Ramazan gelmeden yapılan hazırlıkları sıralayacak halim yok ama birini de söylemeden duramayacağım. O da ramazanı şiirle karşılama adeti.
Eski şairlerimiz ramazanın gelişini ramazaniye adını verdikleri şiirler yazarak karşılarlardı. Ramazaniye yazan şairlerden biri de Bahtî mahlasıyla şiirler yazan I. Ahmed'dir. Tebası hoş geldin der de sultanı demez mi?
Sultan Ahmet olarak şöhret bulan I. Ahmet Osmanlı sultanlarının en dindarlarından biridir. Kardeş katlini uygulamayarak en büyüğün sultan olmasına imkan sağlayan geleneği başlatan da odur. Henüz 27 yaşında iken vefat eden Sultan Ahmet'ten kaynaklarda hayırsever, zahid, mütevazi, cömert ve sanatkarları himaye eden biri olarak bahsedilir. Aziz Mahmut Hüdayi'ye karşı çok hürmetkar olan padişaha karşı Hüdayi de kayıtsız kalmamış, onun birkaç şiirini bestelemiştir. Yaptırdığı Sultanahmet Camii ile unutulmaz sultanlar arasında giren Sultan Ahmet, camiin inşaatı başlarken yorulana kadar kazma sallayarak bizzat çalışmıştır.
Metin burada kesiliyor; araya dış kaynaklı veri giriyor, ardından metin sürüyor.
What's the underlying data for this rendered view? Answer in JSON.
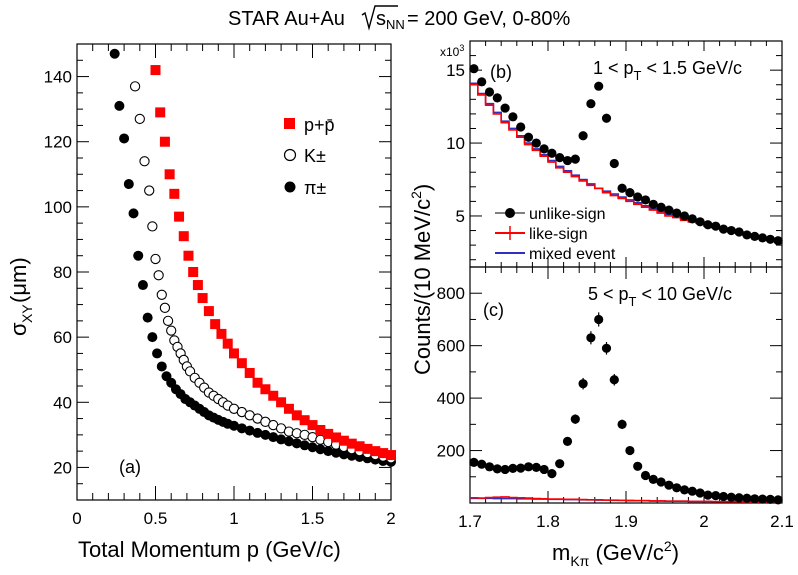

Sultan Ahmet ile ilgili dinlenildiğinde hayranlık uyandıran bir rivayet daha anlatılır. Sultanahmet Camii inşası bitince halk arasında bir şayia yayılır, Sultanahmet'in de altı, Harem-i Şerif'te de altı minare var, böyle bir şey olur mu, diye. Bunun üzerine Sultan Ahmet Harem-i Şerif'e bir minare daha yaptırır ve minare sayısı yedi olur.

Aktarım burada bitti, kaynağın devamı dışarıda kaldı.